En 1925, la Convention de Genève interdisait les armes chimiques, qui avaient traumatisé les combattants et les civils au cours de la Première Guerre mondiale.

Cela n’a pas empêché les Américains de faire usage d’Agent Orange au Vietnam, ni Saddam Hussein de gazer les troupes iraniennes sur les champs de bataille à l’époque où il travaillait pour les Américains, puis les rebelles kurdes après le malentendu avec Washington qui a mené à la première Guerre du Golfe.

Toutes les grandes puissances ont d’ailleurs continué de perfectionner et de stocker des armes chimiques, plus souvent des systèmes permettant de répandre du gaz sarin, une neurotoxine foudroyante.
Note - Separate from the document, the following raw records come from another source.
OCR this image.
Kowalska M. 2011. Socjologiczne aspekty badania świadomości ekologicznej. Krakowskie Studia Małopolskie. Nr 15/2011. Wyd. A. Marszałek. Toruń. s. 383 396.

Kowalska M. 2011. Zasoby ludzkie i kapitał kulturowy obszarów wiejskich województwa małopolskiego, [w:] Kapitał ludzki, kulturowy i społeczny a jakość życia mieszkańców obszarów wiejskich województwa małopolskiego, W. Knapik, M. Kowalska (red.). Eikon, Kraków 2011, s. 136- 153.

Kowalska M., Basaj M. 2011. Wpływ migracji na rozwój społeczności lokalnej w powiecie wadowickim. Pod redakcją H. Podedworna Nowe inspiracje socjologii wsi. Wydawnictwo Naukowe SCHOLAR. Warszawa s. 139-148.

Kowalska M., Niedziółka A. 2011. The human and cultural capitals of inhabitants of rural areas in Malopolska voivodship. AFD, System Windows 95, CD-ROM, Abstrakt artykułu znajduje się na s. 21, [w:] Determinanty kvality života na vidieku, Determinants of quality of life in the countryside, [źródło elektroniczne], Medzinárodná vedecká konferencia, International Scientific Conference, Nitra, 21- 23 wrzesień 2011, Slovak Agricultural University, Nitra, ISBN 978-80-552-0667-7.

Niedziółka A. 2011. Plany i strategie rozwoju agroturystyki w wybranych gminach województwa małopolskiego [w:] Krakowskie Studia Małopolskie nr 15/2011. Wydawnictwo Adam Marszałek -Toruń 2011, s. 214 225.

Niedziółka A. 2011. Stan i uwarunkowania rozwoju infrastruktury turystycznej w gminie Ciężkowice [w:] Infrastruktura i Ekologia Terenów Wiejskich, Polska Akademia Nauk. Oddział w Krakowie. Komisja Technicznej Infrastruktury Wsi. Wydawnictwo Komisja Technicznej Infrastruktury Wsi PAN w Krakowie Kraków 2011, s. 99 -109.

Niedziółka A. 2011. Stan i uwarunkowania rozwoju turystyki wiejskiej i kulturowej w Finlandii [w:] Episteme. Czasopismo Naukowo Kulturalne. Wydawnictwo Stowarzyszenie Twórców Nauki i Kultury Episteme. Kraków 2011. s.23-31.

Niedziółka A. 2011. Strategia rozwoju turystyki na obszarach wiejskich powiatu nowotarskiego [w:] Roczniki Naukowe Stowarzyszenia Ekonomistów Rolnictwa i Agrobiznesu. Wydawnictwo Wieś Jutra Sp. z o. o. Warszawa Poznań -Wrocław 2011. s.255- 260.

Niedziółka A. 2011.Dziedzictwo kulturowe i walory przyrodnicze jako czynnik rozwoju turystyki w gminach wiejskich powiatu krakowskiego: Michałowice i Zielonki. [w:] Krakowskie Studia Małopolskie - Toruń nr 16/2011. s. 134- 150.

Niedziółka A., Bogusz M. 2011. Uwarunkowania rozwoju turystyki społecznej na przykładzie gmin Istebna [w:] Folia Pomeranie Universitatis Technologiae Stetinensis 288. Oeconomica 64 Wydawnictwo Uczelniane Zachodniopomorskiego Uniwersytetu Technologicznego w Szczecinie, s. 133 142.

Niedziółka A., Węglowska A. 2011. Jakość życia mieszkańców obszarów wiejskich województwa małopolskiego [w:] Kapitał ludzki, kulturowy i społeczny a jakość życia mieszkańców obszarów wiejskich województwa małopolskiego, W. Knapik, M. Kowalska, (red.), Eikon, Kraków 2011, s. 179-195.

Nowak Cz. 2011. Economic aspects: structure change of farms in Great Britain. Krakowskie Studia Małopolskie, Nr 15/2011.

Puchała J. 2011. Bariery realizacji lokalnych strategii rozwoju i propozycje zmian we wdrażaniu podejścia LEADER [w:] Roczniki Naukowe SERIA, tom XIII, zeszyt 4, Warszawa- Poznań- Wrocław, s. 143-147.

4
Ce ne sont pas les pires éléments de nos arsenaux modernes – les bombes nucléaires et d’éventuelles armes bactériologiques feraient beaucoup plus de victimes – mais, pour des raisons sentimentales, on considère plus odieux de tuer des gens avec des gaz qu’avec des bombes ou des balles.

Convaincu – avant même la fin de l’enquête de l’ONU sur le terrain – que le régime syrien a mené récemment une attaque chimique contre une banlieue de Damas contrôlée par les rebelles, Barack Obama a l’intention d’ordonner bientôt une série de frappes «punitives».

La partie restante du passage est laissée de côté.